There are a myriad ways to manage chronic pain, and I have other weapons in my arsenal. Yoga, rest, and a handful of medications all pull their weight in my regimen. But blatant spite towards my lot in life is the cherry on top. I know anger and indignance will not change my condition, but they make me feel more human while I navigate it. I am not a naturally optimistic person, so expecting boundless positivity in the face of suffering feels like a slap in the face.

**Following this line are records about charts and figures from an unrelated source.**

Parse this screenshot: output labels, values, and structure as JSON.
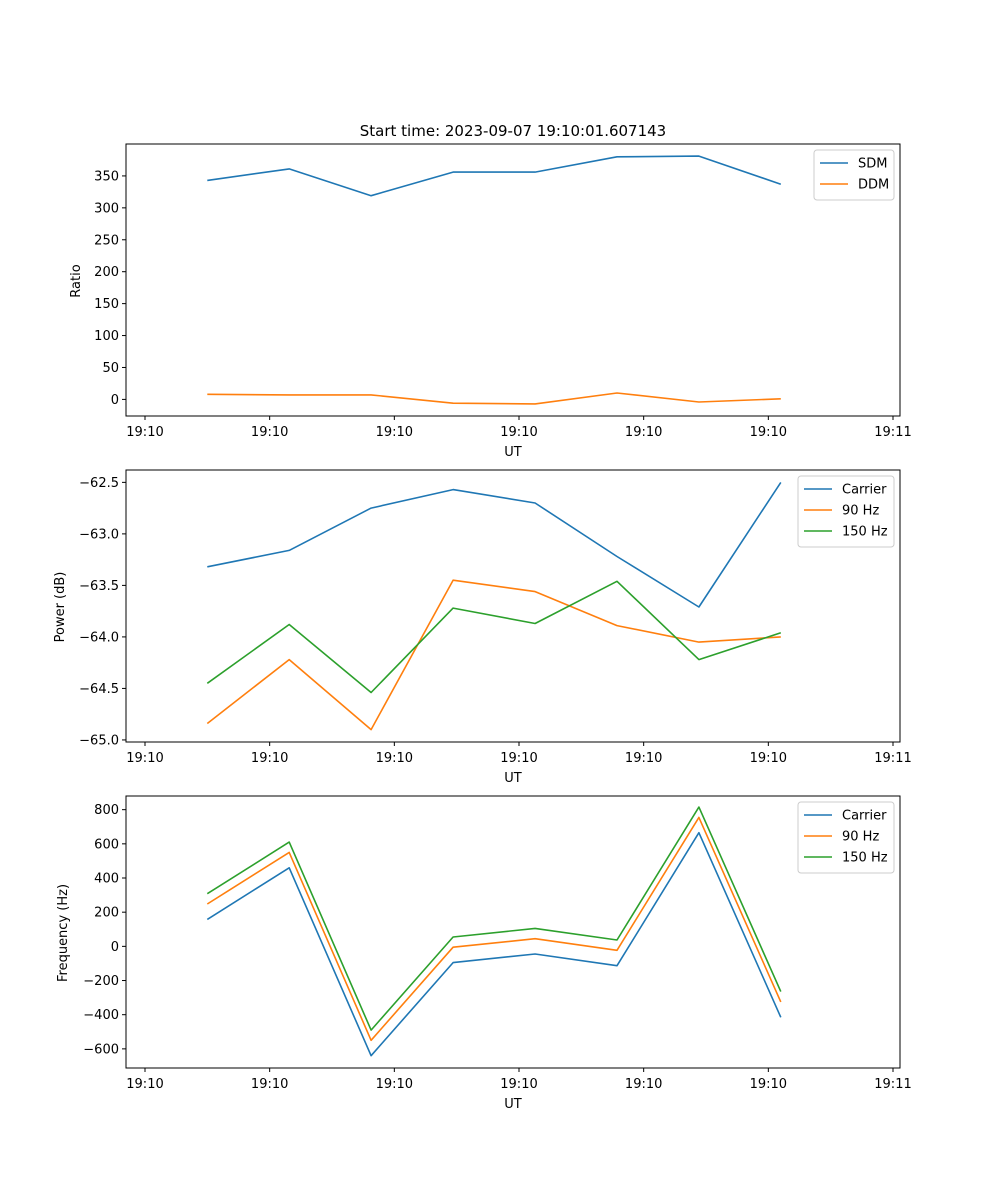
{
  "chart_data": [
    {
      "type": "line",
      "title": "Start time: 2023-09-07 19:10:01.607143",
      "xlabel": "UT",
      "ylabel": "Ratio",
      "x": [
        0.5,
        1.157,
        1.814,
        2.471,
        3.129,
        3.786,
        4.443,
        5.1
      ],
      "xlim": [
        0,
        6
      ],
      "xticks": [
        0,
        1,
        2,
        3,
        4,
        5,
        6
      ],
      "xtick_labels": [
        "19:10",
        "19:10",
        "19:10",
        "19:10",
        "19:10",
        "19:10",
        "19:11"
      ],
      "ylim": [
        -26,
        400
      ],
      "yticks": [
        0,
        50,
        100,
        150,
        200,
        250,
        300,
        350
      ],
      "ytick_labels": [
        "0",
        "50",
        "100",
        "150",
        "200",
        "250",
        "300",
        "350"
      ],
      "legend": "top-right",
      "series": [
        {
          "name": "SDM",
          "color": "#1f77b4",
          "values": [
            343,
            361,
            319,
            356,
            356,
            380,
            381,
            337
          ]
        },
        {
          "name": "DDM",
          "color": "#ff7f0e",
          "values": [
            8,
            7,
            7,
            -6,
            -7,
            10,
            -4,
            1
          ]
        }
      ]
    },
    {
      "type": "line",
      "title": "",
      "xlabel": "UT",
      "ylabel": "Power (dB)",
      "x": [
        0.5,
        1.157,
        1.814,
        2.471,
        3.129,
        3.786,
        4.443,
        5.1
      ],
      "xlim": [
        0,
        6
      ],
      "xticks": [
        0,
        1,
        2,
        3,
        4,
        5,
        6
      ],
      "xtick_labels": [
        "19:10",
        "19:10",
        "19:10",
        "19:10",
        "19:10",
        "19:10",
        "19:11"
      ],
      "ylim": [
        -65.02,
        -62.38
      ],
      "yticks": [
        -65.0,
        -64.5,
        -64.0,
        -63.5,
        -63.0,
        -62.5
      ],
      "ytick_labels": [
        "−65.0",
        "−64.5",
        "−64.0",
        "−63.5",
        "−63.0",
        "−62.5"
      ],
      "legend": "top-right",
      "series": [
        {
          "name": "Carrier",
          "color": "#1f77b4",
          "values": [
            -63.32,
            -63.16,
            -62.75,
            -62.57,
            -62.7,
            -63.22,
            -63.71,
            -62.5
          ]
        },
        {
          "name": "90 Hz",
          "color": "#ff7f0e",
          "values": [
            -64.84,
            -64.22,
            -64.9,
            -63.45,
            -63.56,
            -63.89,
            -64.05,
            -64.0
          ]
        },
        {
          "name": "150 Hz",
          "color": "#2ca02c",
          "values": [
            -64.45,
            -63.88,
            -64.54,
            -63.72,
            -63.87,
            -63.46,
            -64.22,
            -63.96
          ]
        }
      ]
    },
    {
      "type": "line",
      "title": "",
      "xlabel": "UT",
      "ylabel": "Frequency (Hz)",
      "x": [
        0.5,
        1.157,
        1.814,
        2.471,
        3.129,
        3.786,
        4.443,
        5.1
      ],
      "xlim": [
        0,
        6
      ],
      "xticks": [
        0,
        1,
        2,
        3,
        4,
        5,
        6
      ],
      "xtick_labels": [
        "19:10",
        "19:10",
        "19:10",
        "19:10",
        "19:10",
        "19:10",
        "19:11"
      ],
      "ylim": [
        -712,
        880
      ],
      "yticks": [
        -600,
        -400,
        -200,
        0,
        200,
        400,
        600,
        800
      ],
      "ytick_labels": [
        "−600",
        "−400",
        "−200",
        "0",
        "200",
        "400",
        "600",
        "800"
      ],
      "legend": "top-right",
      "series": [
        {
          "name": "Carrier",
          "color": "#1f77b4",
          "values": [
            158,
            460,
            -640,
            -95,
            -45,
            -113,
            665,
            -415
          ]
        },
        {
          "name": "90 Hz",
          "color": "#ff7f0e",
          "values": [
            248,
            550,
            -550,
            -5,
            45,
            -23,
            755,
            -325
          ]
        },
        {
          "name": "150 Hz",
          "color": "#2ca02c",
          "values": [
            308,
            610,
            -490,
            55,
            105,
            37,
            815,
            -265
          ]
        }
      ]
    }
  ]
}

I begrudge no one — especially not my lovely girlfriend — for facing disabilities with tenderness, softness, or kindness. If that’s what helps and makes sense to them, that’s great. But to my fellow sarcastic, snarky bitches out there: never let anyone make you feel bad for confronting your struggles with all the irreverence you can muster. It’s your life, face it with contempt.
While I fall somewhere between these poles—or maybe move back and forth between them based on the atmospheric, emotional, and bodily weather—I loooooove the representation for disability negativity Lucy is giving here! Not all acceptance looks peaceful all the time, and sometimes some good snark, anger, and spite towards my own disabled body is exactly what is needed. (Also sometimes sobbing.) Thank you both <3
Oh same, I can see you
Hell yeah, Prof. Queerno.
I’m personally pretty opposed to the older school of disability porn/inspiration rhetoric that used to go around. Partly because it infantilizes disabled people while placing a burden of boundless positivity and pride on us. When actually, impairments and disability are very complex interactions that rarely lead anywhere good. And the burden of caring for impaired people lies with everyone in society, ourselves included.
We need frank, negative outlets as much as we should try and make every day a useful endeavor.
I love articles like these with such a strong sense of author voice, and the contrasts here are great too. Thanks for sharing, and I wish us all a good “keep at it!”
Thanks v. much Triangle Cat <3
GF and I love being silly as much as you enjoy reading us.
I’m so glad of pieces like this. One of the biggest misconceptions is the idea that we can do “all the right things” medically and always get our desired outcome, but sometimes – often – that’s not our story, and it can be hard enough to come to terms with our own feelings about that without having to deal with other people’s. We’re living reminders of the inconvenient truth that the body isn’t a vending machine where predefined inputs will result in getting exactly what you want all of the time, and that’s too real for some people. I also really appreciate the acknowledgment of medical trauma here – sometimes the procedure goes right but it’s still hard living with the memories.